First used by Russians against German tanks, the Molotov cocktail is now exclusively used by terrorists worldwide. They are extremely simple to make, and can produce devastating results. By taking any highly flammable material, such as gasoline, diesel fuel, kerosene, ethyl or methyl alcohol, lighter fluid, turpentine, or any mixture of the above, and putting it into a large glass bottle, anyone can make an effective firebomb. After putting the flammable liquid in the bottle, simply put a piece of cloth that is soaked in the liquid in the top of the bottle so that it fits tightly. Then, wrap some of the cloth around the neck and tie it, but be sure to leave a few inches of lose cloth to light. Light the exposed cloth, and throw the bottle. If the burning cloth does not go out, and if the bottle breaks on impact, the contents of the bottle will spatter over a large area near the site of impact, and burst into flame. Flammable mixtures such as kerosene and motor oil should be mixed with a more volatile and flammable liquid, such as gasoline, to insure ignition. A mixture such as tar or grease and gasoline will stick to the surface that it strikes, and burn hotter, and be more difficult to extinguish. A mixture such as this must be shaken well before it is lit and thrown
Whistle Trap & Other Handy Devices
A booby trap that has an effect similar to the one created by the pipe trap, is the whistle booby trap. It is constructed by separating the metal or plastic sides into their natural halves.
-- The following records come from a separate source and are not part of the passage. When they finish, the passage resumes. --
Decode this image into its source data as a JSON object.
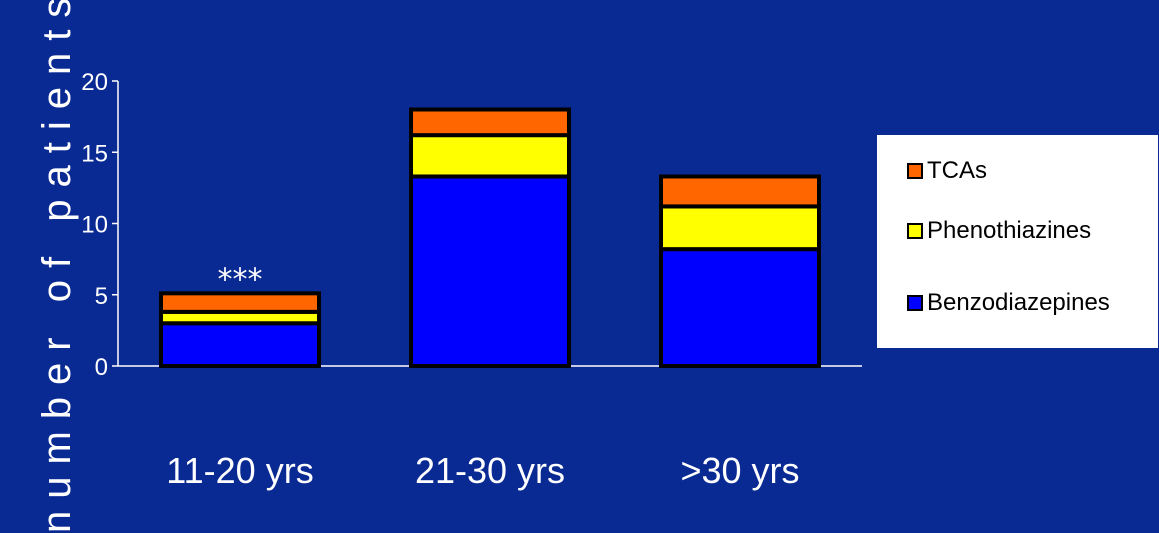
{
  "chart_data": {
    "type": "bar",
    "stacked": true,
    "categories": [
      "11-20 yrs",
      "21-30 yrs",
      ">30 yrs"
    ],
    "series": [
      {
        "name": "Benzodiazepines",
        "color": "#0000ff",
        "values": [
          3,
          13.3,
          8.2
        ]
      },
      {
        "name": "Phenothiazines",
        "color": "#ffff00",
        "values": [
          0.8,
          2.9,
          3
        ]
      },
      {
        "name": "TCAs",
        "color": "#ff6600",
        "values": [
          1.3,
          1.8,
          2.1
        ]
      }
    ],
    "title": "",
    "xlabel": "",
    "ylabel": "number of patients",
    "ylim": [
      0,
      20
    ],
    "yticks": [
      "0",
      "5",
      "10",
      "15",
      "20"
    ],
    "annotations": [
      {
        "category": "11-20 yrs",
        "text": "***"
      }
    ],
    "legend": {
      "position": "right",
      "order": [
        "TCAs",
        "Phenothiazines",
        "Benzodiazepines"
      ]
    },
    "grid": false
  },
  "colors": {
    "background": "#0a2a93",
    "axis": "#ffffff",
    "legend_background": "#ffffff"
  }
}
This can be accomplished by steaming. Now, fill each half one-fourth full of an extremely friction- sensitive explosive. Before gluing the two halves together, include a small ball made of a rough sandpaper-like substance (glue some sand together). When the whistle is blown, the ball will bounce around inside the shell, creating enough friction heat to set off the explosive charge.
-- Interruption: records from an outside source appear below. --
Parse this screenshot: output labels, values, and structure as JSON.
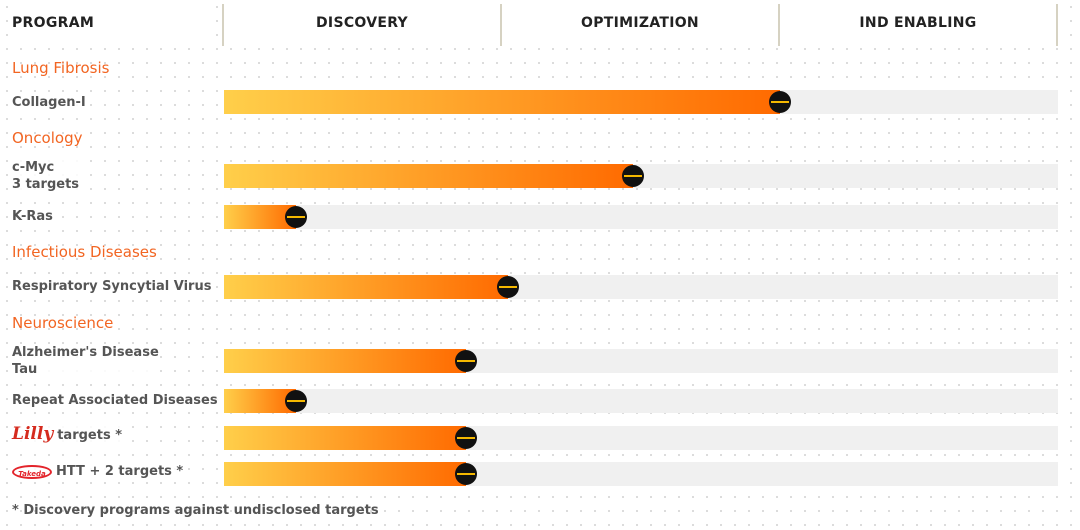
{
  "header": {
    "program": "PROGRAM",
    "stages": [
      "DISCOVERY",
      "OPTIMIZATION",
      "IND ENABLING"
    ]
  },
  "colors": {
    "accent": "#f26522",
    "bar_start": "#ffcf4a",
    "bar_end": "#ff6a00",
    "track": "#f0f0f0",
    "knob": "#111111",
    "knob_stripe": "#f5b800"
  },
  "categories": [
    "Lung Fibrosis",
    "Oncology",
    "Infectious Diseases",
    "Neuroscience"
  ],
  "programs": [
    {
      "label": "Collagen-I",
      "sub": ""
    },
    {
      "label": "c-Myc",
      "sub": "3 targets"
    },
    {
      "label": "K-Ras",
      "sub": ""
    },
    {
      "label": "Respiratory Syncytial Virus",
      "sub": ""
    },
    {
      "label": "Alzheimer's Disease",
      "sub": "Tau"
    },
    {
      "label": "Repeat Associated Diseases",
      "sub": ""
    },
    {
      "label": "targets *",
      "sub": "",
      "partner_logo": "Lilly"
    },
    {
      "label": "HTT + 2 targets *",
      "sub": "",
      "partner_logo": "Takeda"
    }
  ],
  "chart_data": {
    "type": "bar",
    "orientation": "horizontal",
    "categories": [
      "Collagen-I",
      "c-Myc",
      "K-Ras",
      "Respiratory Syncytial Virus",
      "Alzheimer's Disease",
      "Repeat Associated Diseases",
      "Lilly targets",
      "Takeda HTT + 2 targets"
    ],
    "stages": [
      "DISCOVERY",
      "OPTIMIZATION",
      "IND ENABLING"
    ],
    "values": [
      2.0,
      1.47,
      0.26,
      1.02,
      0.87,
      0.26,
      0.87,
      0.87
    ],
    "xlim": [
      0,
      3
    ]
  },
  "footnote": "* Discovery programs against undisclosed targets"
}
An interesting booby trap can be constructed by using a bottle, full of a highly sensitive liquid explosive, which will detonate on the extraction of the cork. The cork is designed with a friction element that pulls through a sensitive explosive. When this booby trap explodes, it does extensive damage, due to the fragmentation of the glass.
An extremely simple device for setting a time-delay fire is a book of matches, with a lighted cigarette stuck in it. This is then left upon combustible material. The cigarette, as it burns down, will light the matches, and they in turn will generate the heat necessary to ignite the other larger combustible material.
Another incendiary time-delay device is constructed out of a candle, friction matches, and several rags soaked either in gasoline or kerosene. The candle is placed upright in the center of the bundle of matches. As the candle burns down, it will ignite the matches, and they will ignite the rags. One can usually expect about a fifteen-minute delay with this device.